Deeper collaboration across semiconductor supply chains
As process nodes reach their physical limits and demand for heterogeneous integration, chiplets, and AI accelerators grows, no single company can manage every component alone. Materials, equipment, design, wafer manufacturing, packaging, and testing all require precise coordination.
To optimize efficiency throughout the semiconductor supply chain, requirements such as timing, interface compatibility, thermal management, test strategies, and technical standards must be collaboratively defined much earlier than before. The industry is moving from vertical integration – where one firm owns multiple stages of the production process – toward ecosystem collaboration, where partner firms co-design and co-validate products across stages.
A clear sign of this rising trend is the 3DIC Advanced Manufacturing Alliance (3DIC AMA), which was announced at SEMICON Taiwan 2025. Co-chaired by TSMC and ASE, 3DICAMA brings together 37 leading companies, spanning the equipment, materials, packaging, and research domains. The alliance aims to enhance industry cooperation, strengthen supply chain resilience, establish technical standards, and accelerate technology upgrades and commercialization.
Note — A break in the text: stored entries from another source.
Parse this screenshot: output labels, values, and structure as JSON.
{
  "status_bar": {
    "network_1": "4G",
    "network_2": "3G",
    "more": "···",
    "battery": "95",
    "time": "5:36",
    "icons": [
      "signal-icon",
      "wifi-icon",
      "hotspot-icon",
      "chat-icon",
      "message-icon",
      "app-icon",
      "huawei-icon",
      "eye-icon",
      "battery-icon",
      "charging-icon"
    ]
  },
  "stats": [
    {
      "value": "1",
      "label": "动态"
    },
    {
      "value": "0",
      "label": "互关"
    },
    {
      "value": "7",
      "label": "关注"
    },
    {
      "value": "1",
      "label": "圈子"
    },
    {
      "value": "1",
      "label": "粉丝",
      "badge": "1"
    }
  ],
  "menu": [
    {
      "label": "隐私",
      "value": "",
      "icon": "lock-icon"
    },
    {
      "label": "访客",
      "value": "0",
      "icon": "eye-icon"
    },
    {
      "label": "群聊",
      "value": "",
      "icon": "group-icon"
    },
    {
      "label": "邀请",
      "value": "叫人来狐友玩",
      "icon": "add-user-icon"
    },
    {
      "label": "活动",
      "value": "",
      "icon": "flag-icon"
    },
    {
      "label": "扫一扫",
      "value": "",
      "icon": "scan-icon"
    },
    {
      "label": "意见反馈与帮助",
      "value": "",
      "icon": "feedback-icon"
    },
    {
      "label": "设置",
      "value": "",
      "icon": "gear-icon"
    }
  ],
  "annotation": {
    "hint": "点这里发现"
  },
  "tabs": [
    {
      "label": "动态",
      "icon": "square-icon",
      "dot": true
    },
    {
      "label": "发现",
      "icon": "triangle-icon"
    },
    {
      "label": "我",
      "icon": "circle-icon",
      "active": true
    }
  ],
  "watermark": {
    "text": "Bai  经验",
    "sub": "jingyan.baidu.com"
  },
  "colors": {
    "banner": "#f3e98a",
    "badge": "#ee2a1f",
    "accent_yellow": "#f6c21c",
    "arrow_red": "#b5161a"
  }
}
Close collaboration will only become more important as demand for advanced packaging rises. Advanced packaging allows companies to combine multiple chips or components in a single electronics package, unlocking new functionalities at a lower manufacturing cost.
By 2030, the global advanced packaging market is forecast to exceed USD 79.4 billion, driven by AI and high-performance demand. Collaboration has become an essential factor for success in advanced packaging, enabling companies to overcome its increasingly complex challenges and innovate faster.
Semiconductor logistics supports seamless collaboration
Looking ahead, it’s clear that collaboration will play a key role in the future of semiconductor manufacturing. Companies will need to coordinate operations across hubs in multiple regions while collaborating with upstream, midstream, and downstream firms to drive innovation. Such an interconnected ecosystem requires efficient logistics to ensure the seamless flow of goods and materials.
Logistics providers must support:
- Frequent, small-batch flows of wafers, modules, test vehicles, and materials between collaboration partners
- High-integrity transport that protects sensitive semiconductor components from vibrations, temperature deviations, and shock
- Real-time visibility and control to help collaboration partners align production timelines and plan around delays
- Shared data platforms or APIs with partners to synchronize logistics, manufacturing, and testing schedules
FedEx is working closely with semiconductor firms to build tailored logistics solutions for these growing needs. We’ve collaborated with Micron Technology to integrate digital intelligence into semiconductor supply chains, providing more accurate visibility of shipments in transit.
By deploying a combination of our smart tools – such as FedEx Surround and FedEx Sustainability Insights – our custom logistics solution improved recovery rates for Micron’s on-time shipments by 27% and reduced overall transit time by 16%.
The race to push the boundaries of semiconductor innovation is no longer just about scaling transistors or cutting nm – it’s about building resilient, cooperative ecosystems.
As firms expand globally, the tension between efficiency and resilience is resolved not by choosing one over the other, but by weaving together multi-center redundancy, secure information flows, and ecosystem collaboration. In this new era where innovation is co-created, logistics providers like FedEx are evolving to do the same.